Appellant next attacks the constitutionality of LSA-R.S. 26:88(7), on the grounds that the statute is (1) discriminatory as to the appellant and alleged “B Girls” as compared with other entertainers and (2) vague. The statute on its face is not discriminatory, and appellant has offered no evidence that it has been so applied, and we therefore find that appellant has not been denied equal protection of the law.
As to the contention of vagueness, the phrase “commonly known as ‘B Girls’ ”
Finally, appellant contends that the Board failed to affirmatively prove compensation or remuneration as an essential element of the act or conduct which is prohibited.
The evidence consisted of the testimony of two police officers, who entered the establishment in plain clothes. A waitress, later identified as Maria, took their order and delivered two drinks to them at a price of $2.55 each. Shortly thereafter, Maria and another girl, named Sherry, approached the table and solicited the officers for a drink. The two- -drinks were served at a cost of $3.50 per drink, although the witnesses admitted that they did not recall what the drinks were. The officers were again solicited for another round of drinks and paid the same price differential, the money being delivered to a cashier at the bar. When a third round of drinks was brought to the table without being ordered, the officers refused to pay for them and identified themselves as policemen. The entire incident took place within a period of 15 to 25 minutes.

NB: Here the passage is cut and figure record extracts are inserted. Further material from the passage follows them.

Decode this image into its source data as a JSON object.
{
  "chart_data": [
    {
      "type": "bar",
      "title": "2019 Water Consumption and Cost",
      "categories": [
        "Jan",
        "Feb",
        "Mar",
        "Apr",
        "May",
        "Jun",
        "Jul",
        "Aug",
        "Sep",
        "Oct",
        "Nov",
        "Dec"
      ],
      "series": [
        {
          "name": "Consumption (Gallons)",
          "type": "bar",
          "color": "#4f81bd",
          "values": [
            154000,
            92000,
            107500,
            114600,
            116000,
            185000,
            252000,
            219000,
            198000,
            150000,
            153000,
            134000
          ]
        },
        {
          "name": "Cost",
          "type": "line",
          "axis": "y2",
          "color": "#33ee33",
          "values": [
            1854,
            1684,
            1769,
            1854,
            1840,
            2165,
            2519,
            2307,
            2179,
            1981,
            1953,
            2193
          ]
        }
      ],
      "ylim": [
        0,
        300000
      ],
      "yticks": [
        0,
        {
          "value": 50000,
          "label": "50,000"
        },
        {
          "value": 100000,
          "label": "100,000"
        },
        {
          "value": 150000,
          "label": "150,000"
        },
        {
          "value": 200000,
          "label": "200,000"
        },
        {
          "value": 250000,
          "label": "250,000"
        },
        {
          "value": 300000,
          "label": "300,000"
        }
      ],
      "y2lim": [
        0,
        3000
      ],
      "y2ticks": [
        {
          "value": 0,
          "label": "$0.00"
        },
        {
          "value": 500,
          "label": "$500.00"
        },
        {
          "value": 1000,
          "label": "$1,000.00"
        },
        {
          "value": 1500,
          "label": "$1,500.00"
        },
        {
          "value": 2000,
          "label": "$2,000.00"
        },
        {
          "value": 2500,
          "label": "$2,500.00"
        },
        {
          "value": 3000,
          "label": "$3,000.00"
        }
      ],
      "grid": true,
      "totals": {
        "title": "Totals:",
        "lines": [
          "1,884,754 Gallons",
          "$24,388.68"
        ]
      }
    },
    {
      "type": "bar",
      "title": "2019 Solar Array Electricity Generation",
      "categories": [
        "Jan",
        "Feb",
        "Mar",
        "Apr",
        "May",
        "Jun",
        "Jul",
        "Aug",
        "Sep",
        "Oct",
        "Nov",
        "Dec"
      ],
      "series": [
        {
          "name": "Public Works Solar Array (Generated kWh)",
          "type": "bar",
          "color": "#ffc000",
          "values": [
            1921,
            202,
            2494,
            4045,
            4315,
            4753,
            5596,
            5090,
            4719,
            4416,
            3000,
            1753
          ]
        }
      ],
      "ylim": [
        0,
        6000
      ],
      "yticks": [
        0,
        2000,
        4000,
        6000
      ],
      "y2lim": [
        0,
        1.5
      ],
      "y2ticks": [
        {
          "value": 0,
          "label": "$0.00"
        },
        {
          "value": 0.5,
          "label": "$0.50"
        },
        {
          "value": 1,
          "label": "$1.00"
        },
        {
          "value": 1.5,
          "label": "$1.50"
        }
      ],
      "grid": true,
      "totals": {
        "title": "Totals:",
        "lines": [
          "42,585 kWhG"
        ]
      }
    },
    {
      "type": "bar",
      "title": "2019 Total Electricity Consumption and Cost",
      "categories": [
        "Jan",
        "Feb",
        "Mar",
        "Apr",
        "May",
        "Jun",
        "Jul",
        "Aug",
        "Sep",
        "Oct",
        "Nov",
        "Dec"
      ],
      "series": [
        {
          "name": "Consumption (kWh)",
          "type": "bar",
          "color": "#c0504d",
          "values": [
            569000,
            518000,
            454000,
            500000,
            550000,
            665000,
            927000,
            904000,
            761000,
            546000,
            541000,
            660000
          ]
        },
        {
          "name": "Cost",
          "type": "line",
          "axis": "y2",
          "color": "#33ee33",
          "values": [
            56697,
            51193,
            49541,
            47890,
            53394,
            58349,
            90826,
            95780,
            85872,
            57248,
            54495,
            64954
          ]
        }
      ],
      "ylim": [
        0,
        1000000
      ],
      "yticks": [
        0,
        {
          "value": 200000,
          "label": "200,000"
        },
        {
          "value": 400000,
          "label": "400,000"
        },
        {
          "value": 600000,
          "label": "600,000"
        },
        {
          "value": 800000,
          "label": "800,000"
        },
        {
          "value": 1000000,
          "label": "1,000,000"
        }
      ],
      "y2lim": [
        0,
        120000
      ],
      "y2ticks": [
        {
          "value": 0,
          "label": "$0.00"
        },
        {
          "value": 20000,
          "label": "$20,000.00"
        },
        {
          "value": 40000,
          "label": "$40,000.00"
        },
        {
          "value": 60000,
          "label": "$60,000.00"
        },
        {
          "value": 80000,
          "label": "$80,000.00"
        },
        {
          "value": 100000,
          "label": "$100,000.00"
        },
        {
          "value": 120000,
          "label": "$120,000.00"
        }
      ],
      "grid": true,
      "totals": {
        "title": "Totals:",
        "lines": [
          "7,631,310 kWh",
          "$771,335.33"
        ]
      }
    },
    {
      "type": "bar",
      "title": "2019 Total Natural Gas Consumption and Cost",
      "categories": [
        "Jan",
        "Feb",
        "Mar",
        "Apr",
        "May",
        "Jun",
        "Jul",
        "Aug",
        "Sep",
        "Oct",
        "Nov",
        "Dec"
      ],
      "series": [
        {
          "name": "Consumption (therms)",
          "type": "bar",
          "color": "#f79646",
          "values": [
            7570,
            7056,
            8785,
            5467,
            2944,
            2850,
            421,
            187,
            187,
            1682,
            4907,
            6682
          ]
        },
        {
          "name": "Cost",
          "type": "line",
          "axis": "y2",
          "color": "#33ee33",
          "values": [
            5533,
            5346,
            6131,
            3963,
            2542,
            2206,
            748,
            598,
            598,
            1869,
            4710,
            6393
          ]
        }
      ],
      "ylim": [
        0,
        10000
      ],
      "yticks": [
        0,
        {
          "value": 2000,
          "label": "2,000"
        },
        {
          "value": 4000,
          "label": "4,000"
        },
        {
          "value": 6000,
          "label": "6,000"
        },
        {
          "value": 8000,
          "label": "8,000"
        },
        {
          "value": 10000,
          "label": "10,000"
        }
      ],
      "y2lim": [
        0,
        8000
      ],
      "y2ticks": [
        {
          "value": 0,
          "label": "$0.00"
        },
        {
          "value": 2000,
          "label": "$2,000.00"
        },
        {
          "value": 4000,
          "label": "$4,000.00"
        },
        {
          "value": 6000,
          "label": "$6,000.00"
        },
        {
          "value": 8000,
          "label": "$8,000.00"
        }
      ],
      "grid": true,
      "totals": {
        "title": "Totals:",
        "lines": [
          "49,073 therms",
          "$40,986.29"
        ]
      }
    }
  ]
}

In B drinking cases it is virtually impossible to prove by direct evidence that the females received a commission or remuneration, and in most cases the State must rely upon circumstantial evidence in support of this fact. State v. Almerico, 232 La. 847, 95 So.2d 334 (1957).
In this case the differential in price is not alone sufficient circumstantial evidence of remuneration to the females, since they could well have ordered a type of drink whose posted price was higher than that ordered by the officers. However, the additional facts that (1) Maria was also employed as a waitress; (2) Maria told the officers that she was a dancer in the Blue Angel; (3) the females solicited two rounds of drinks from the officers; (4) a round of drinks appeared without being ordered; and (5) the events occurred within a very brief period of time support the conclusions that the females were not rendering their services gratuitously, that at least one was an employee and the other a permittee, and that they did actually receive remuneration for their efforts in violation of the statute.
Accordingly, the judgment of the district court, as amended by us, is affirmed.
Affirmed.
. See LSA-R.S. 26:106; Wimberly v. White, 54 So.2d 869 (La.App. 1 Cir.1951).